Miguel Ildefonso, poeta valioso, ha ingresado al difícil oficio narrativo a través de un libro orgánico de relatos, El Paso. Ciertos críticos literarios y periodistas han ofrecido una lectura muy torcida de este libro que está por encima del influjo de Bukowski. En esta primera muestra narrativa el autor nos ofrece una temática que se ha tocado muy poco: la del inmigrante peruano en USA. El estilo de Ildefonso nos lleva a leer su libro de un solo tirón. Musicalidad, imágenes y exceso nos trae este muy buen viaje de desarraigo.

El inventario de las naves nos ofrece a un autor como Alexis Iparraguirre. Iparraguirre ha sabido encontrar el punto exacto entre la búsqueda del Estilo y el Asunto. La deuda con Italo Calvino es total. Los cuentos de este libro yacen en una línea temática enriquecidos por un tratamiento del lenguaje distinto en cada historia. La sensación que me dejó este libro fue la de encontrarme con un narrador cuajado, y lo que es más importante, con una alta dosis de lecturas encima.

Uno de los libros de relatos que me ha gustado mucho en estos años pertenece a Marco García Falcón. París personal nos muestra a un narrador que no necesita de los excesos de la experiencia vital para contarnos buenas historias, y fácil que más de un relato suyo queda en la memoria de sus favorecidos lectores. García Falcón es un escritor enfermo de literatura, la influencia de Borges y Vila Matas están presentes.

¿Estos son todos o faltan?

Faltan. Hay un trío de buenos narradores como Max Palacios (La culpa la tiene Nabokov), Sergio Galarza (La soledad de los aviones) y Pedro Llosa ( Protocolo Rorschach), muy concientes del oficio narrativo, preocupados en tener enganchados a sus lectores con historias entretenidas, premunidas de realismo sucio y sumamente inteligentes, respectivamente. Y lo que es alucinante, tienen cuerda para rato.

Y a punta de perseverancia y talento tenemos a Alessia Di Paolo ( siete enCuentros), Juan Manuel Chávez (La derrota de Pallardelle), Johann Page (Los puertos extremos), Ezio Neyra ( Habrá que hacer algo mientras tanto), Leonardo Aguirre (Manual para cazar plumíferos) y Antonio Moretti ( Matiz de azul)

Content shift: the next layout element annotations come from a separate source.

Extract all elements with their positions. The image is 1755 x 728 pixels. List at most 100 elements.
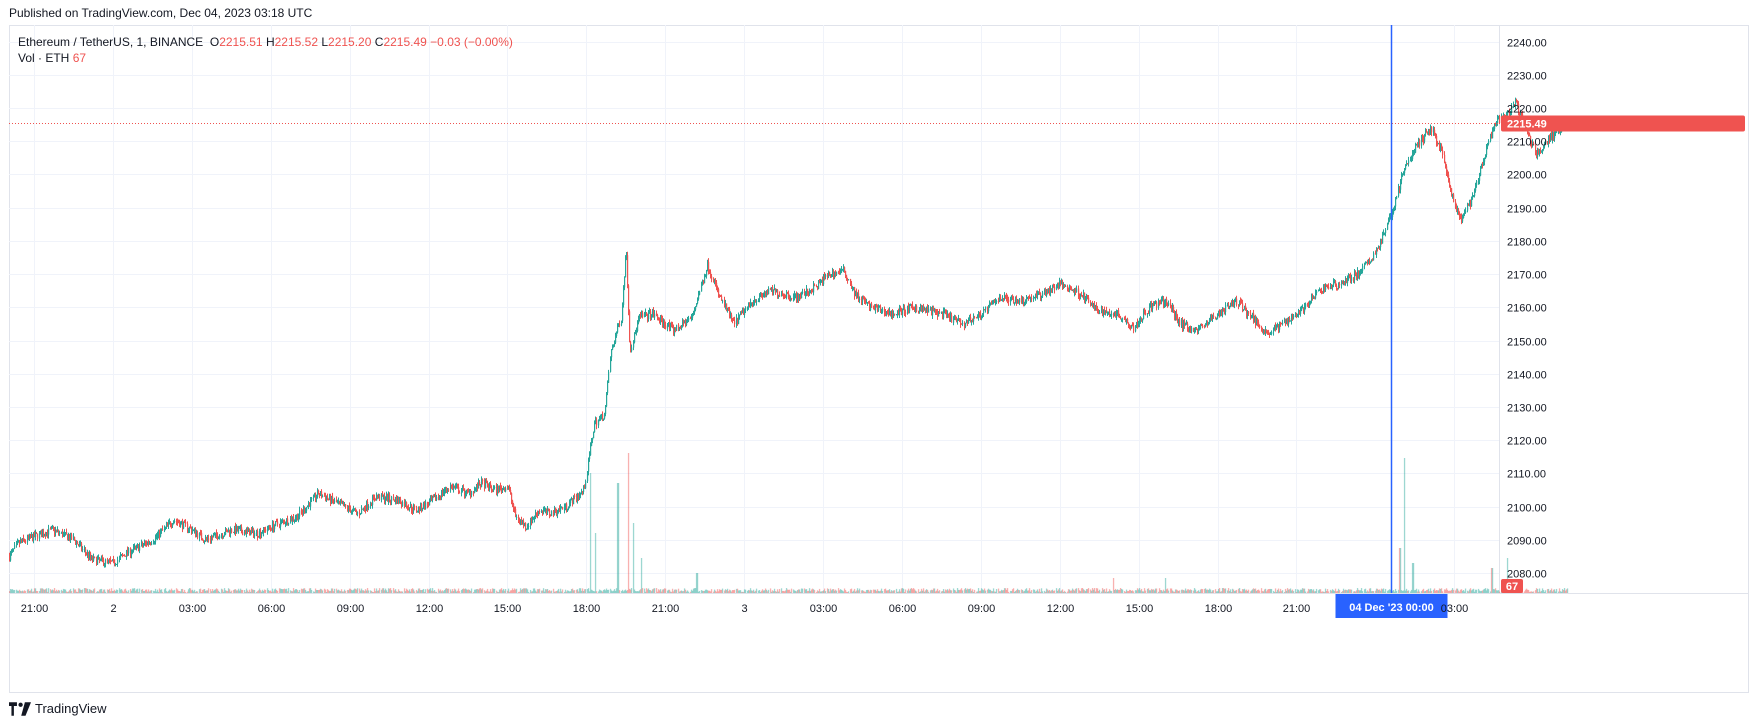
candle-body <box>1445 161 1447 167</box>
volume-bar <box>958 590 961 593</box>
volume-bar <box>1426 589 1429 593</box>
candle-body <box>61 531 63 533</box>
volume-bar <box>538 588 541 593</box>
candle-body <box>1429 132 1431 134</box>
candle-body <box>682 320 684 326</box>
candle-body <box>1198 328 1200 331</box>
volume-bar <box>341 591 344 593</box>
tradingview-brand[interactable]: TradingView <box>9 701 107 716</box>
candle-body <box>532 519 534 524</box>
candle-body <box>1045 289 1047 296</box>
candle-body <box>1037 293 1039 296</box>
candle-body <box>1288 318 1290 324</box>
volume-bar <box>10 589 13 593</box>
candle-body <box>320 491 322 496</box>
volume-bar <box>1205 589 1208 593</box>
volume-bar <box>1490 568 1493 593</box>
candle-body <box>322 495 324 498</box>
volume-bar <box>510 590 513 593</box>
candle-body <box>352 509 354 512</box>
volume-bar <box>371 591 374 593</box>
volume-bar <box>1275 591 1278 593</box>
candle-body <box>805 294 807 296</box>
candle-body <box>941 312 943 314</box>
candle-body <box>1290 320 1292 322</box>
volume-bar <box>223 588 226 593</box>
volume-bar <box>1354 591 1357 593</box>
candle-body <box>1530 136 1532 144</box>
candle-body <box>57 530 59 532</box>
volume-bar <box>1134 590 1137 593</box>
candle-body <box>489 483 491 490</box>
candle-body <box>1044 289 1046 293</box>
volume-bar <box>106 589 109 593</box>
candle-body <box>418 506 420 511</box>
candle-body <box>105 559 107 564</box>
candle-body <box>1333 281 1335 286</box>
volume-bar <box>292 588 295 593</box>
volume-bar <box>1342 588 1345 593</box>
candle-body <box>672 324 674 327</box>
volume-bar <box>211 589 214 593</box>
candle-body <box>674 330 676 334</box>
volume-bar <box>1050 590 1053 593</box>
volume-bar <box>337 589 340 593</box>
volume-bar <box>431 588 434 593</box>
volume-bar <box>1121 589 1124 593</box>
candle-body <box>1318 289 1320 292</box>
volume-bar <box>1446 589 1449 593</box>
volume-bar <box>177 590 180 593</box>
candle-body <box>197 533 199 538</box>
volume-bar <box>544 589 547 593</box>
candle-body <box>1434 129 1436 134</box>
candle-body <box>464 488 466 495</box>
volume-bar <box>1254 588 1257 593</box>
candle-body <box>86 552 88 555</box>
candle-body <box>1486 146 1488 155</box>
candle-body <box>861 298 863 302</box>
volume-bar <box>1498 591 1501 593</box>
candle-body <box>633 342 635 348</box>
candle-body <box>1127 318 1129 323</box>
volume-bar <box>377 590 380 593</box>
candle-body <box>1217 313 1219 319</box>
candle-body <box>1001 299 1003 301</box>
volume-bar <box>110 588 113 593</box>
candle-body <box>373 497 375 499</box>
volume-bar <box>683 588 686 593</box>
volume-bar <box>488 591 491 593</box>
volume-bar <box>218 591 221 593</box>
volume-bar <box>207 588 210 593</box>
candle-body <box>187 523 189 531</box>
volume-bar <box>1392 590 1395 593</box>
volume-bar <box>751 590 754 593</box>
volume-bar <box>883 589 886 593</box>
volume-bar <box>1487 589 1490 593</box>
volume-bar <box>508 591 511 593</box>
candle-body <box>1414 152 1416 154</box>
volume-bar <box>1432 589 1435 593</box>
volume-bar <box>922 588 925 593</box>
volume-bar <box>506 590 509 593</box>
candle-body <box>944 311 946 313</box>
volume-bar <box>827 589 830 593</box>
volume-bar <box>1268 588 1271 593</box>
volume-bar <box>881 591 884 593</box>
volume-bar <box>1153 590 1156 593</box>
volume-bar <box>977 588 980 593</box>
volume-bar <box>540 590 543 593</box>
volume-bar <box>491 588 494 593</box>
candle-body <box>1018 301 1020 303</box>
candle-body <box>1405 164 1407 170</box>
candle-body <box>1194 329 1196 331</box>
volume-bar <box>842 591 845 593</box>
volume-bar <box>1281 590 1284 593</box>
volume-bar <box>1437 590 1440 593</box>
candle-body <box>67 534 69 541</box>
candle-body <box>1425 131 1427 134</box>
volume-bar <box>826 588 829 593</box>
volume-bar <box>306 591 309 593</box>
volume-bar <box>824 591 827 593</box>
candle-body <box>764 292 766 296</box>
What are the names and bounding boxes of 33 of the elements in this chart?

Es todo un reto publicar un libro en estas tierras, pero siempre hay inconformes dispuestos a sacarle la lengua a la realidad valiéndose del ingenio para hacer que los textos circulen en un mercado tan reducido como el peruano. Y más de uno ha colgado los guantes al dejarse vencer por las taras culturales que nos ponen como el país que ostenta la fama de tener una bajísima lectoría en América Latina, un horrendo desdén por la lectura, desdén que viaja por todos los estratos sociales, en donde la imagen del escritor siempre es asociada a la de un dipsómano irredento, o a la de un cocainómano irrefrenable. Calificativos estos que desde siempre han circulado en esta sociedad. Recordemos que Mario Vargas Llosa fue desplazado por un corrupto como Fujimori en las elecciones presidenciales de 1990, a muchos peruanos les era imposible aceptar el tener a un hombre de letras como presidente, y ni bien el dictador llegó al poder, este no tardó en embrutecer aún más a casi toda la población. Una década en la que la cultura fue vista como un peligro constante; el pensar, cuestionar y crear fueron prerrogativas de unos cuantos. Sin embargo, aquello no ha impedido que nuestra tradición literaria se enriquezca. Se ha señalado que es la precocidad lo que caracteriza a la gran mayoría de esta nueva camada de escritores peruanos; yo no lo creo así, lo que resalta de todos los escritores nombrados apunta a la diversidad temática y estilística en lo que escriben. Diversidad afincada en la formación literaria e intelectual que cada uno de sus integrantes ha adquirido a través de una búsqueda personal. Como para mirar con interés lo que se escribe en Perú. Y como muestra tajante del buen momento creativo por el que atraviesan estos nuevos escritores.